Takeaway: In .NET, 'publisher outlives subscriber' is the #1 cause of event-related memory leaks. If your subscriber is shorter-lived than the publisher, you MUST unsubscribe β the GC will not save you.
2Invocation List Exception Swallowing
Our e-commerce platform had an OrderPlaced event with 4 handlers: logging, inventory reservation, email notification, and analytics. The logging handler started throwing intermittently due to a log sink outage. Result: inventory was never reserved and customers received no confirmation emails for ~2 hours.
C# multicast delegates abort the entire invocation list on first exception. LoggingHandler was at index 0. When it threw, InventoryHandler[1] and EmailHandler[2] were silently skipped. The exception was caught at the top of PlaceOrder and logged as 'logging failed' β nobody noticed that orders were being accepted but not fulfilled.

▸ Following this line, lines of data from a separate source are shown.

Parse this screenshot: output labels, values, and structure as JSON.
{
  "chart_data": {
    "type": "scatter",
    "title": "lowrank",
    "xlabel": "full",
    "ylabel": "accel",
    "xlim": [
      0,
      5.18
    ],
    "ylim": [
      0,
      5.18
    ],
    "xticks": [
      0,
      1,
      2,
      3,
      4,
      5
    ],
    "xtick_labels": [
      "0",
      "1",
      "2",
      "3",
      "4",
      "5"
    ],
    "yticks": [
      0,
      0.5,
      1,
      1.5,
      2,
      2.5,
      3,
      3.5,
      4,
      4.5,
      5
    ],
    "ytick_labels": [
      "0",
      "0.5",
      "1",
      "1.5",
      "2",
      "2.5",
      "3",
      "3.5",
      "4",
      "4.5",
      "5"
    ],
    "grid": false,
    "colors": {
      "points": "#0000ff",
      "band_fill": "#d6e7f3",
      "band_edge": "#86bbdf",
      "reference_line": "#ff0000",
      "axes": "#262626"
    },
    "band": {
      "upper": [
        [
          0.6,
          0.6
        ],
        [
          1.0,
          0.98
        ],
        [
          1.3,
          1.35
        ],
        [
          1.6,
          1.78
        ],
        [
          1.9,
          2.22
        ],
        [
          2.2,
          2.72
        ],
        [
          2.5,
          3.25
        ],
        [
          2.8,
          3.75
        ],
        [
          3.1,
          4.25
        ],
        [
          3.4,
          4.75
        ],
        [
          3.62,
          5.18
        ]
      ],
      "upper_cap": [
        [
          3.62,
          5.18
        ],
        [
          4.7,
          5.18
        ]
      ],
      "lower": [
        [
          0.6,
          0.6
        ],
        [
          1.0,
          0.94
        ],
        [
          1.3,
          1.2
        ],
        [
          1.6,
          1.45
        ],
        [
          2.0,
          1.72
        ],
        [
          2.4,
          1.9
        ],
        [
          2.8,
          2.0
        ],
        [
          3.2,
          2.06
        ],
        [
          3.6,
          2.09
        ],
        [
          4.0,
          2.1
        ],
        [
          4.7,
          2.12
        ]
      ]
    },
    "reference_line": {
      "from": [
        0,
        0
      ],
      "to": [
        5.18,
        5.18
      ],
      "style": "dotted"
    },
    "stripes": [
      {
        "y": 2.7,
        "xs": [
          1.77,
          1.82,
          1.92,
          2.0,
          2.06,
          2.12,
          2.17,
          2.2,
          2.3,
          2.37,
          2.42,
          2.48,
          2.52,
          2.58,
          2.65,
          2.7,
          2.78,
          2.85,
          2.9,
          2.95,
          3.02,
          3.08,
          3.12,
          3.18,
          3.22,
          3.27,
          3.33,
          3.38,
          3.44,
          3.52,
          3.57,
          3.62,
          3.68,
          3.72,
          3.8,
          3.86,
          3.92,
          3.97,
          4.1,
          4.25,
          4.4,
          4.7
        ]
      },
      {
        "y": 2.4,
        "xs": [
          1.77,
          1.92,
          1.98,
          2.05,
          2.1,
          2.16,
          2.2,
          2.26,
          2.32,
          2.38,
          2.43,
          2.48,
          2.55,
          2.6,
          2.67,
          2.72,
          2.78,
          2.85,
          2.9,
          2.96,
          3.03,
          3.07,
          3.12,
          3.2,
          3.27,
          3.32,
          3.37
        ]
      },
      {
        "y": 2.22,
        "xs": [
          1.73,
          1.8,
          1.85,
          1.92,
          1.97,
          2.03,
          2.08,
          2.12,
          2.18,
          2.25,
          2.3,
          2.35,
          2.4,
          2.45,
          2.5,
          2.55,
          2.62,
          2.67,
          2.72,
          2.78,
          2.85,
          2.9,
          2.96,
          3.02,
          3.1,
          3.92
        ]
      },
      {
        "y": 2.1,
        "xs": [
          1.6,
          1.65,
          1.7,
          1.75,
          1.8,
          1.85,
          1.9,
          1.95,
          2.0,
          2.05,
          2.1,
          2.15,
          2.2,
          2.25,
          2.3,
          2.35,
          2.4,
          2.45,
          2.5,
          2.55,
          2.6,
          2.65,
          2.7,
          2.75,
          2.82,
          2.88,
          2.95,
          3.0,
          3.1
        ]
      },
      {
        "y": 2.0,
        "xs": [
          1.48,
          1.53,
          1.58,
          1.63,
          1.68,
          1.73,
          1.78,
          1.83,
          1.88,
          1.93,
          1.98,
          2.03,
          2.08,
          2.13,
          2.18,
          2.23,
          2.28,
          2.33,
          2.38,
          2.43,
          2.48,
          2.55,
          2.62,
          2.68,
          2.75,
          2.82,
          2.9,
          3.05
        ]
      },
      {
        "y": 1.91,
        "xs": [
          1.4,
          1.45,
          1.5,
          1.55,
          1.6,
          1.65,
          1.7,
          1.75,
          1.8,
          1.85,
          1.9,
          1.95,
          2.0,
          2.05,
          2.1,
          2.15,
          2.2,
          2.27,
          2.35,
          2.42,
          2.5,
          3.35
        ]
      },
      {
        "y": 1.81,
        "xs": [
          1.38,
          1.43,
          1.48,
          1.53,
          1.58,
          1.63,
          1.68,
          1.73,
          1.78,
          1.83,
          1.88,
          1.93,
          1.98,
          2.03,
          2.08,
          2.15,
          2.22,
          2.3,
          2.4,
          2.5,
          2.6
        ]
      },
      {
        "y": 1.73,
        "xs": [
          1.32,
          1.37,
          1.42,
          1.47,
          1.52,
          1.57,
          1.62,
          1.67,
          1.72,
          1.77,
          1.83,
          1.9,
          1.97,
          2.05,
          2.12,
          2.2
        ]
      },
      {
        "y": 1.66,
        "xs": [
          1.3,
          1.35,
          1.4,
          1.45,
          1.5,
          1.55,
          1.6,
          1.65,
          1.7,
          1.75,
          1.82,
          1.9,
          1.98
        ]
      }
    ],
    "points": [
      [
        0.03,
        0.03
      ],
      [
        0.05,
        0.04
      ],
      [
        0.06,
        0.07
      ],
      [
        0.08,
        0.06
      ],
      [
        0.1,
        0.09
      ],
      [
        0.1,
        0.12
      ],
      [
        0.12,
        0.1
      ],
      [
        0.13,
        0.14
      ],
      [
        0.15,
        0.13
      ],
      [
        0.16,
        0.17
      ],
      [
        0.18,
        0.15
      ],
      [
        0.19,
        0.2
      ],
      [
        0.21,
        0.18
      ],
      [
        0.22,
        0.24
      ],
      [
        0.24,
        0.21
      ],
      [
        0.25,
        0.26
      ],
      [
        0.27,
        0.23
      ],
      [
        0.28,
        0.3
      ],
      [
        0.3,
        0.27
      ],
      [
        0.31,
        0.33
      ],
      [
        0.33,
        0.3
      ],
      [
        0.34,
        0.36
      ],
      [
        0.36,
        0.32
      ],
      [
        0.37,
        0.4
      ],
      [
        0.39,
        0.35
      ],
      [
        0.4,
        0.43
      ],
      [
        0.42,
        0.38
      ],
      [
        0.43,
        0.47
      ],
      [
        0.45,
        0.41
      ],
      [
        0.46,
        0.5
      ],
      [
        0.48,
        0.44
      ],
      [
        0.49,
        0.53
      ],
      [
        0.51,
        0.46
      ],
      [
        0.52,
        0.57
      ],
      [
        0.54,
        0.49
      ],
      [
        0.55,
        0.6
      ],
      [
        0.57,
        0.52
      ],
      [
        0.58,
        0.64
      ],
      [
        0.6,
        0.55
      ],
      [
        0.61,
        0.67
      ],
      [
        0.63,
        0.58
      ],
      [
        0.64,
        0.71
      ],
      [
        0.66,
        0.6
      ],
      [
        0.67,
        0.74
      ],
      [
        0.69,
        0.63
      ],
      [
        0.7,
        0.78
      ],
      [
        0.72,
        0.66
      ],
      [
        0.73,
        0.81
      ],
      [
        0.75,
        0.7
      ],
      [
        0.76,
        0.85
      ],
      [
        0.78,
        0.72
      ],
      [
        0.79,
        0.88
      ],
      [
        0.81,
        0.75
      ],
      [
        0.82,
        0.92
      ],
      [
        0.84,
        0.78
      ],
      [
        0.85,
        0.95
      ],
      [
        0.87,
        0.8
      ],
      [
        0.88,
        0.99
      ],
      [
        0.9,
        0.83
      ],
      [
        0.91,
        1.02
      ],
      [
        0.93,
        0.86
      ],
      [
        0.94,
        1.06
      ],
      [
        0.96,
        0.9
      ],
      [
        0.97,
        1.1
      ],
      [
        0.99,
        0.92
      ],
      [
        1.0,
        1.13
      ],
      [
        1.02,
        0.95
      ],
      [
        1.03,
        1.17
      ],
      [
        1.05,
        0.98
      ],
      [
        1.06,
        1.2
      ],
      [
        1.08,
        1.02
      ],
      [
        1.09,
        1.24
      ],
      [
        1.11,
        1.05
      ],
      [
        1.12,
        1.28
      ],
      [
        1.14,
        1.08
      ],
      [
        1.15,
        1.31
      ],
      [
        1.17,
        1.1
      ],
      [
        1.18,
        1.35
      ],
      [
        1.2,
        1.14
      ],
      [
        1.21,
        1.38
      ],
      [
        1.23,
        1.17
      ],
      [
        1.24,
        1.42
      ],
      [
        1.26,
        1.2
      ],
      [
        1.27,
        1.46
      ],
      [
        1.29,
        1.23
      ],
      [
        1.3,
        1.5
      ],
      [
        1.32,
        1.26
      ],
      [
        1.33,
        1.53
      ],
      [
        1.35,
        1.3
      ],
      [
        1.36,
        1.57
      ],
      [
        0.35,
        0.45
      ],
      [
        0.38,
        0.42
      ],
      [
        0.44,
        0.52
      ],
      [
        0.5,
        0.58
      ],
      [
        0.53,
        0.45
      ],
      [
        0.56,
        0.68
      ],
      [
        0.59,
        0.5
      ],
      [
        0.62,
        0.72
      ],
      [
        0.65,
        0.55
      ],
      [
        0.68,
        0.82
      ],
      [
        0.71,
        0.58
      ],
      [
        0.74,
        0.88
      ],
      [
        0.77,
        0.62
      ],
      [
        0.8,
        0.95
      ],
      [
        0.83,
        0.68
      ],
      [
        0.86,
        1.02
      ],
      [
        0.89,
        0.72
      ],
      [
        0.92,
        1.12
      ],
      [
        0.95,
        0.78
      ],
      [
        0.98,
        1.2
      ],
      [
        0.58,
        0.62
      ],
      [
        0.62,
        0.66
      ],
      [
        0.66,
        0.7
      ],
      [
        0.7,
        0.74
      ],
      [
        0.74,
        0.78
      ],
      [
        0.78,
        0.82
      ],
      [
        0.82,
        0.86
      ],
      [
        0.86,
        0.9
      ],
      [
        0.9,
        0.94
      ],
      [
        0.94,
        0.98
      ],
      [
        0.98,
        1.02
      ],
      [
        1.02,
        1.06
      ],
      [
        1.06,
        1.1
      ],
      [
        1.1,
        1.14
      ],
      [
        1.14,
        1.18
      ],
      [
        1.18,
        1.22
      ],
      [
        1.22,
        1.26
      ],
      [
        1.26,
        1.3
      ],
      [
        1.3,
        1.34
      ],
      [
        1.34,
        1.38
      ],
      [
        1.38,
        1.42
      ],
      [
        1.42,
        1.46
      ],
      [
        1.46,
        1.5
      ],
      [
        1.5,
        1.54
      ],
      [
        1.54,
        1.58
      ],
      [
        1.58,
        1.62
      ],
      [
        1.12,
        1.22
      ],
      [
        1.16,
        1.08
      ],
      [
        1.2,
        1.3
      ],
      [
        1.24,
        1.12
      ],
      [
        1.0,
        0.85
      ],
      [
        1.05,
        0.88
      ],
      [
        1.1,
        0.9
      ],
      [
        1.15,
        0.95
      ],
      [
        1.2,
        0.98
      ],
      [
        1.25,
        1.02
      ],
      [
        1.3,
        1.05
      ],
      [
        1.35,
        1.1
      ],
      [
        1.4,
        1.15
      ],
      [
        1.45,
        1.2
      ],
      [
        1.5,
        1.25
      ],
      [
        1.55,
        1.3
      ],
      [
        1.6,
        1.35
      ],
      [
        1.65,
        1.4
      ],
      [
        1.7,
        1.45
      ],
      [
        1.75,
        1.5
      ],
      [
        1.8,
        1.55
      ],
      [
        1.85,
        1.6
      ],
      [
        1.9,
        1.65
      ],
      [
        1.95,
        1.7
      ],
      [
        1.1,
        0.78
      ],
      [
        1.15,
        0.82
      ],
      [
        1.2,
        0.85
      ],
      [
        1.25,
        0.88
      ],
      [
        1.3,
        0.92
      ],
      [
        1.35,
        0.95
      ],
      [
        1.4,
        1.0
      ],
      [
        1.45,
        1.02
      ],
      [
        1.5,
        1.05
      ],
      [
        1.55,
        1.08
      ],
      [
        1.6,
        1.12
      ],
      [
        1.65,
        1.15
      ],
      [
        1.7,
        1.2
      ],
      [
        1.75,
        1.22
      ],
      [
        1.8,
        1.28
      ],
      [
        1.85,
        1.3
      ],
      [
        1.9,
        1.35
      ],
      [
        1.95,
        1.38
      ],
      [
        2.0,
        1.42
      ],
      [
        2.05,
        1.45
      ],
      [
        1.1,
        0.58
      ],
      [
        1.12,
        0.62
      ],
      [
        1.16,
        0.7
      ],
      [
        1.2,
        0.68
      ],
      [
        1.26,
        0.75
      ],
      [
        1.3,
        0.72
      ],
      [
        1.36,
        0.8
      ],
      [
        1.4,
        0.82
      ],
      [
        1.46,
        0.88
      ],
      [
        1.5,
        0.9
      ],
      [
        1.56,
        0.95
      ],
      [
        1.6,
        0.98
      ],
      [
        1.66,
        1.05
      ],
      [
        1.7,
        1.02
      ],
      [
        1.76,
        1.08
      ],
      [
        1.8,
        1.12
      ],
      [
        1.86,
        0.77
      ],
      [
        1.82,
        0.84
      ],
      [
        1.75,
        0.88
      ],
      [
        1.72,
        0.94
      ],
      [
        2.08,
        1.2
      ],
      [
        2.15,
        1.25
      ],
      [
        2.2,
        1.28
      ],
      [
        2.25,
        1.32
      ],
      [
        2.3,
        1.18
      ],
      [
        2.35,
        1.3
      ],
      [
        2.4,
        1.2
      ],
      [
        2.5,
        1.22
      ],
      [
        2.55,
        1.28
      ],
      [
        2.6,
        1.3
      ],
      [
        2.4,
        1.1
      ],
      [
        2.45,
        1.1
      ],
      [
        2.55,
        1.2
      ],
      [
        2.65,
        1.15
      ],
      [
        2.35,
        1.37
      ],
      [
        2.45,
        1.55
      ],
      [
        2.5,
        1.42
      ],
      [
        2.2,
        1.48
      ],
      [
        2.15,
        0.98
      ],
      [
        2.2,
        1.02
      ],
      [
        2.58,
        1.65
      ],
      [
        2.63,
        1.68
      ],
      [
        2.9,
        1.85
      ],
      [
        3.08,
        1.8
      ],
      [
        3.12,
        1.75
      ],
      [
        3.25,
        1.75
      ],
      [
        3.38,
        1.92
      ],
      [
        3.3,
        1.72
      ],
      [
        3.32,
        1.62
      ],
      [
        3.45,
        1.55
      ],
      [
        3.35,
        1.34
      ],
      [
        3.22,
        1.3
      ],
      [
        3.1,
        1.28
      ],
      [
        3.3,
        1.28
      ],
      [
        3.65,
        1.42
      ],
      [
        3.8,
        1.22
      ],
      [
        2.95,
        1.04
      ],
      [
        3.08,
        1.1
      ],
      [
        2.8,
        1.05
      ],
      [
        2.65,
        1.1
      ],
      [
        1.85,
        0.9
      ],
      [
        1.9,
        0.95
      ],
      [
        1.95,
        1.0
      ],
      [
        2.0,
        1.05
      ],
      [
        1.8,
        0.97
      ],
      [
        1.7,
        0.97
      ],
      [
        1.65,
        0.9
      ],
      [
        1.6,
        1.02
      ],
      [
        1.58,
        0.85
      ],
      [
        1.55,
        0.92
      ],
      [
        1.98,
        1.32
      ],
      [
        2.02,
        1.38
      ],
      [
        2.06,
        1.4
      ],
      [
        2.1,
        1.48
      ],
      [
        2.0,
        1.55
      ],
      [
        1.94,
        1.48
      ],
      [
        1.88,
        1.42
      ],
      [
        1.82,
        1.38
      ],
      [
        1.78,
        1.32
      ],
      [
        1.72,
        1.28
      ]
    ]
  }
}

Replaced the single event raise with explicit GetInvocationList() iteration with per-handler try/catch. Each handler failure is logged independently and does not block subsequent handlers. Critical handlers (inventory) were moved to a separate, guaranteed execution path using an outbox pattern.
Takeaway: Never assume all handlers in a multicast chain will execute. Either wrap each in try/catch via GetInvocationList(), or use a proper message bus (MediatR, NServiceBus) for production event dispatch where partial failure handling matters.